Security researcher and jailbreak developer Duy Tran has managed to get macOS 13.4 partially running on a jailbroken iPhone XS Max running iOS 16.5, showcasing apps like Xcode and Activity Monitor on Apple’s mobile hardware.
The proof-of-concept, which relies on a mix of native macOS components and simulator-based GPU acceleration, demonstrates that Apple’s desktop operating system can run within iOS’s kernel environment.
Tran, known in the jailbreak community for technical deep dives into iOS internals, first posted the achievement on 𝕏, later elaborating in a detailed Reddit post. The experiment began after earlier work by fellow researcher Zhuowei, who had explored running macOS executables on iOS devices when Apple Silicon Macs first shipped. Tran’s goal was to get macOS’s WindowServer, the core graphical process, running with hardware acceleration.

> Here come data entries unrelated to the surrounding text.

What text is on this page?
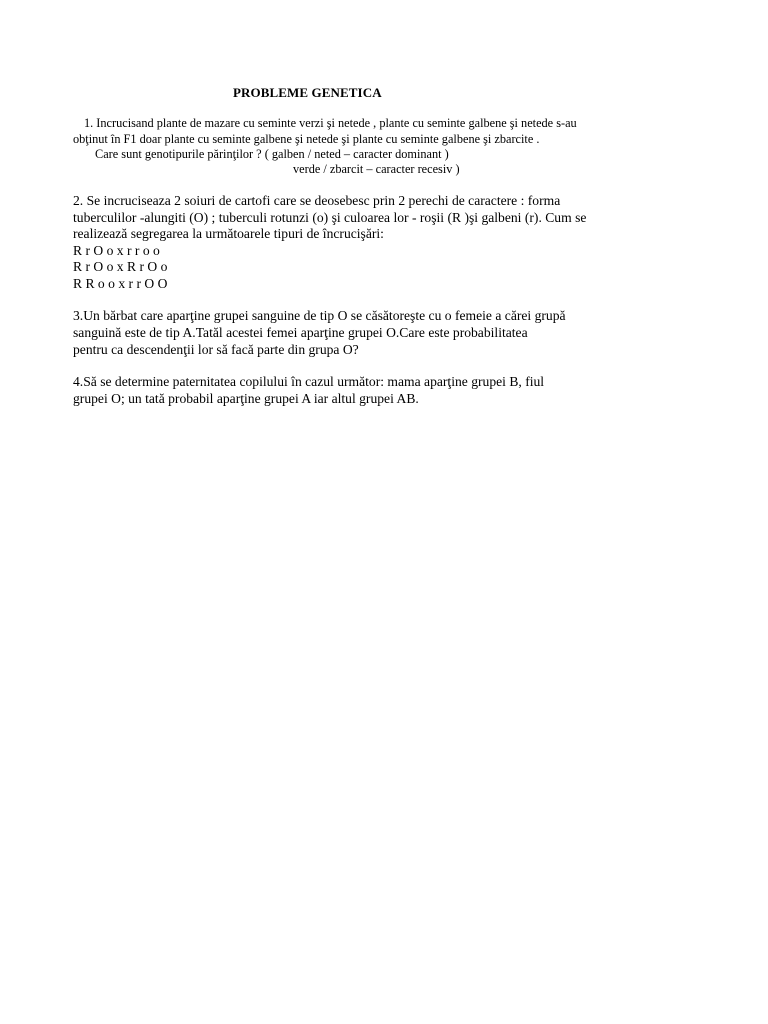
PROBLEME GENETICA
1. Incrucisand plante de mazare cu seminte verzi şi netede , plante cu seminte galbene şi netede s-au
obţinut în F1 doar plante cu seminte galbene şi netede şi plante cu seminte galbene şi zbarcite .
Care sunt genotipurile părinţilor ? ( galben / neted – caracter dominant )
verde / zbarcit – caracter recesiv )
2. Se incruciseaza 2 soiuri de cartofi care se deosebesc prin 2 perechi de caractere : forma
tuberculilor -alungiti (O) ; tuberculi rotunzi (o) şi culoarea lor - roşii (R )şi galbeni (r). Cum se
realizează segregarea la următoarele tipuri de încrucişări:
R r O o x r r o o
R r O o x R r O o
R R o o x r r O O
3.Un bărbat care aparţine grupei sanguine de tip O se căsătoreşte cu o femeie a cărei grupă
sanguină este de tip A.Tatăl acestei femei aparţine grupei O.Care este probabilitatea
pentru ca descendenţii lor să facă parte din grupa O?
4.Să se determine paternitatea copilului în cazul următor: mama aparţine grupei B, fiul
grupei O; un tată probabil aparţine grupei A iar altul grupei AB.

After unsuccessfully attempting to make Apple’s M1 GPU driver work (which repeatedly crashed the device), Tran switched strategies. Instead of running macOS directly with native GPU support, he used the iOS simulator’s Metal implementation to stream graphics via XPC. Within two days, this approach allowed him to boot a heavily patched macOS environment, control it via VNC for keyboard and mouse input, and run multiple macOS daemons, including Control Center and the Dock.

The iPhone XS Max, released in 2018, uses an A12 Bionic chip and lacks a public bootROM exploit, meaning Tran did not replace iOS entirely. Instead, macOS processes run in user space on top of the iOS kernel, a technique that avoids modifying the secure boot chain. His GitHub repository, MacWSBootingGuide, contains early-stage patches and setup instructions, but it’s intended for highly technical users only. The code requires specific components from an iOS simulator runtime, such as MTLSimDriver.framework, and extensive manual patching of system binaries like dyld, launchservicesd, and WindowServer.
Tran notes that the current method is limited by the simulator’s Metal capabilities, causing graphical glitches and reduced performance. He believes the approach would work best on M-series iPads, which have native GPU drivers. For now, the proof-of-concept is far from a plug-and-play solution, though he suggested that a “one-click” tool could be possible if others in the jailbreak community contribute.
While Apple is highly unlikely to support macOS on iOS hardware, the project underscores how jailbreaking enables experimentation well beyond cosmetic tweaks. For iPad users, particularly developers, a stable macOS port could one day bring desktop-class development tools directly to their devices, without virtualization or a separate Mac.
This project requires deep system access via jailbreaking, which carries significant security risks. Jailbroken devices lose many of iOS’s built-in protections, making them vulnerable to malware, data theft, and remote exploitation. Users should avoid attempting such modifications on devices that hold sensitive data or are used for everyday tasks. We suggest that you experiment only on older hardware, avoiding important data from personal accounts.